Die ehemalige Intendantin Barbara Mundel wäre wohl für dieselbe Regie wenige Jahre zuvor noch angefeindet worden. Mittlerweile hat ein neues Publikum in Luzern die Lust entwickelt, auch ungewohnte, nicht auf Anhieb lesbare Inszenierungen lieben zu lernen – und zu diesem Sinneswandel hatte Mundel zweifellos beigetragen.

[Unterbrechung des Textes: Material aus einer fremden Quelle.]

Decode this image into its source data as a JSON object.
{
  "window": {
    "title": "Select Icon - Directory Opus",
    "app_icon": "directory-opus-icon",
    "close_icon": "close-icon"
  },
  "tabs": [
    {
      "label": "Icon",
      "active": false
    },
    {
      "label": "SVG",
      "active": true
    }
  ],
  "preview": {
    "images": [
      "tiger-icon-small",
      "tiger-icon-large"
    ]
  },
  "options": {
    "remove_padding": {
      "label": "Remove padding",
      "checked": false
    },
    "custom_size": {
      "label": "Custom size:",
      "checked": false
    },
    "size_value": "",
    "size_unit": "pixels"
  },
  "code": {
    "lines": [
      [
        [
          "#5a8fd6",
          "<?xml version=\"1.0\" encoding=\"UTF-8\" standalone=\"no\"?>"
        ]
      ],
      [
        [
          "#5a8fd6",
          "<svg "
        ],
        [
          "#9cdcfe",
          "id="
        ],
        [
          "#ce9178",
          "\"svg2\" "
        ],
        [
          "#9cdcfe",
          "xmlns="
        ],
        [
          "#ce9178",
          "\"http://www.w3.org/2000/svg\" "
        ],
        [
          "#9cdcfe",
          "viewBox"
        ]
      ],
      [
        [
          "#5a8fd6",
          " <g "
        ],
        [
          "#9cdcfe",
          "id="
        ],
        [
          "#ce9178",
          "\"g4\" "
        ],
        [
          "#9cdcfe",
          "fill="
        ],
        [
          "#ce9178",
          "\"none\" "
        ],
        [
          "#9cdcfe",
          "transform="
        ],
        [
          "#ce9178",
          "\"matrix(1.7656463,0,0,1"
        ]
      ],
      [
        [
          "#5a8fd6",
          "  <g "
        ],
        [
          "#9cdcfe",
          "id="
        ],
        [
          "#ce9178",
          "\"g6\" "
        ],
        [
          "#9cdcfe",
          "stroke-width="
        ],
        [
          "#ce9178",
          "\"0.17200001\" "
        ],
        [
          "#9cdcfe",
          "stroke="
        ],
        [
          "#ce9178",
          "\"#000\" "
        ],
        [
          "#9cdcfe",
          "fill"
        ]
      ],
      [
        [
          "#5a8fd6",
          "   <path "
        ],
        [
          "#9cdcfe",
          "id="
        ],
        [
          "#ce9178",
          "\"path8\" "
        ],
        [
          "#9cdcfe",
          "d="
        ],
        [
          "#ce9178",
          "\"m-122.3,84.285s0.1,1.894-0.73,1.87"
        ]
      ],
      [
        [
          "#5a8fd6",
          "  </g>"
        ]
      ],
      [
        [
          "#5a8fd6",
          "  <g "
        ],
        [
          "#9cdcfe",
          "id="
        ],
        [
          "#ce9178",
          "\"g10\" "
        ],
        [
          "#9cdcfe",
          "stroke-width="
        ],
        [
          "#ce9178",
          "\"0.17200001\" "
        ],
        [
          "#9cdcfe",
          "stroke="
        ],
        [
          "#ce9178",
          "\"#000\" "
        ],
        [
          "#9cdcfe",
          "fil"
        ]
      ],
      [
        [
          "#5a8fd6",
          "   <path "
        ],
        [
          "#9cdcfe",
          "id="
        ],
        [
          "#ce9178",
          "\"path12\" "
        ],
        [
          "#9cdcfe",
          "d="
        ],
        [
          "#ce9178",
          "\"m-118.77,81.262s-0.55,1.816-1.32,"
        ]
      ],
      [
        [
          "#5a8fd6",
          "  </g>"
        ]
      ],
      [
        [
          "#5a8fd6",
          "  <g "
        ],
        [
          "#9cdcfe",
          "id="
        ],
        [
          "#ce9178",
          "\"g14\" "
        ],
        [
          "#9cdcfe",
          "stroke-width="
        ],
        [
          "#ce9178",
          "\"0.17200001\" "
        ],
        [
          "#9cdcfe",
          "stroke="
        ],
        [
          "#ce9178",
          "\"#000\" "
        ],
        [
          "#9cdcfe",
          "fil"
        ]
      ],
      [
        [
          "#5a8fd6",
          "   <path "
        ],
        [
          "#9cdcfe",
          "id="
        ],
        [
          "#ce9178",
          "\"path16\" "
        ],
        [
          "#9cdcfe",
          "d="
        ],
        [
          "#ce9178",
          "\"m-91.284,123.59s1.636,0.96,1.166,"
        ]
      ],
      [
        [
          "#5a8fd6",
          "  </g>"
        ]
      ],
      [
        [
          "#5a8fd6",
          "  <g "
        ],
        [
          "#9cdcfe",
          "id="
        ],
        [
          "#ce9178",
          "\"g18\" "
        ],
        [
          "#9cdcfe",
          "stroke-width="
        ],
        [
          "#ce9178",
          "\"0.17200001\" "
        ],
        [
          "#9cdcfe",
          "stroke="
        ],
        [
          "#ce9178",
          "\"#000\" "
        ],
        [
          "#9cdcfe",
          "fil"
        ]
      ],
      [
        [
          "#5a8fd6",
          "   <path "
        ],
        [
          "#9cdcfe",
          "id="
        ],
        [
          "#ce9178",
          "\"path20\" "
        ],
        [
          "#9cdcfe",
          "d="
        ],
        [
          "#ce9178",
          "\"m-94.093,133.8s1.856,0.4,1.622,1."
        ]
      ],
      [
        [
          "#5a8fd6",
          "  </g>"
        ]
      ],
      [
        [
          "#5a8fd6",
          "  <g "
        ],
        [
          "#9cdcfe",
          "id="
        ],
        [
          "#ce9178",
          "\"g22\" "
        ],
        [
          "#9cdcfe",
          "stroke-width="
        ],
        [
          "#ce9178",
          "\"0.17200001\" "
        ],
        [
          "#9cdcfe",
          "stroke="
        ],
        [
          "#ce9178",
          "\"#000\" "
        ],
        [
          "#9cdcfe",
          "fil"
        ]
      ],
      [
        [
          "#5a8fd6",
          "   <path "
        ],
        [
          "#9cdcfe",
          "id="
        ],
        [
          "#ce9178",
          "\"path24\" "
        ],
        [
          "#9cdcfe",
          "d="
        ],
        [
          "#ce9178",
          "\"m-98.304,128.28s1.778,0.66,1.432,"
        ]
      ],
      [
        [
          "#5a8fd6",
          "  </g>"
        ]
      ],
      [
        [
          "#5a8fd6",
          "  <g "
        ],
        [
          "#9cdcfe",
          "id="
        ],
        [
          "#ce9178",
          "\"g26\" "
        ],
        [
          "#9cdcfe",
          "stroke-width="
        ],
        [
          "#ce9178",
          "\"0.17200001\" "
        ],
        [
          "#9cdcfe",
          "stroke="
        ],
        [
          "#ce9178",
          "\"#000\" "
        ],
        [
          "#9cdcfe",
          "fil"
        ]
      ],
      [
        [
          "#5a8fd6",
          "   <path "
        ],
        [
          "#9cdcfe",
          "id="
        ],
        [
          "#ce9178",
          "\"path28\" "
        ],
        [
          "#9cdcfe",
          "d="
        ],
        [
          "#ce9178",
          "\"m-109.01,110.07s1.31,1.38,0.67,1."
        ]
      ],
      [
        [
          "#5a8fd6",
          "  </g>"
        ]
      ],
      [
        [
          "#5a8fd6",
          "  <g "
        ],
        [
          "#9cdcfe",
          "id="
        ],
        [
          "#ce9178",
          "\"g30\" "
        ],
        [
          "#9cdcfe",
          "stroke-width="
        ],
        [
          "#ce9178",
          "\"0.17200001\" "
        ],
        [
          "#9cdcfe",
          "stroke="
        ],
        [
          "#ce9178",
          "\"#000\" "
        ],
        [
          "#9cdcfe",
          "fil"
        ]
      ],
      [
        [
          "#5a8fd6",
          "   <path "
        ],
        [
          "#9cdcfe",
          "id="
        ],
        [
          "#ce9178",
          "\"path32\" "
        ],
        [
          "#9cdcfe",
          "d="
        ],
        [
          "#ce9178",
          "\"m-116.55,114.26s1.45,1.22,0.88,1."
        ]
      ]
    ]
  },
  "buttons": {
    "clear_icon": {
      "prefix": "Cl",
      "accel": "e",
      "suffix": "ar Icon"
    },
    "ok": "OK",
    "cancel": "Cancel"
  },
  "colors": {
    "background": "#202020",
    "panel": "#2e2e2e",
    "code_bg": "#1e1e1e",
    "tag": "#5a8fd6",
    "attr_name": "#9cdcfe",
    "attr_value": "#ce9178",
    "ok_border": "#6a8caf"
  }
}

Dass die Choreografie zur Polonaise im dritten Akt, die im Zeitraffer sowjetisch-russische Geschichte von der Werkentstehung bis heute zeigt und am Ende mit einer echten Provokation aufwartet (nämlich einer Flagge mit Schweizerkreuz, aus dessen Balken Hammer und Sichel sprießen), Szenenapplaus erhielt, sagt viel über die Wandlungen im ...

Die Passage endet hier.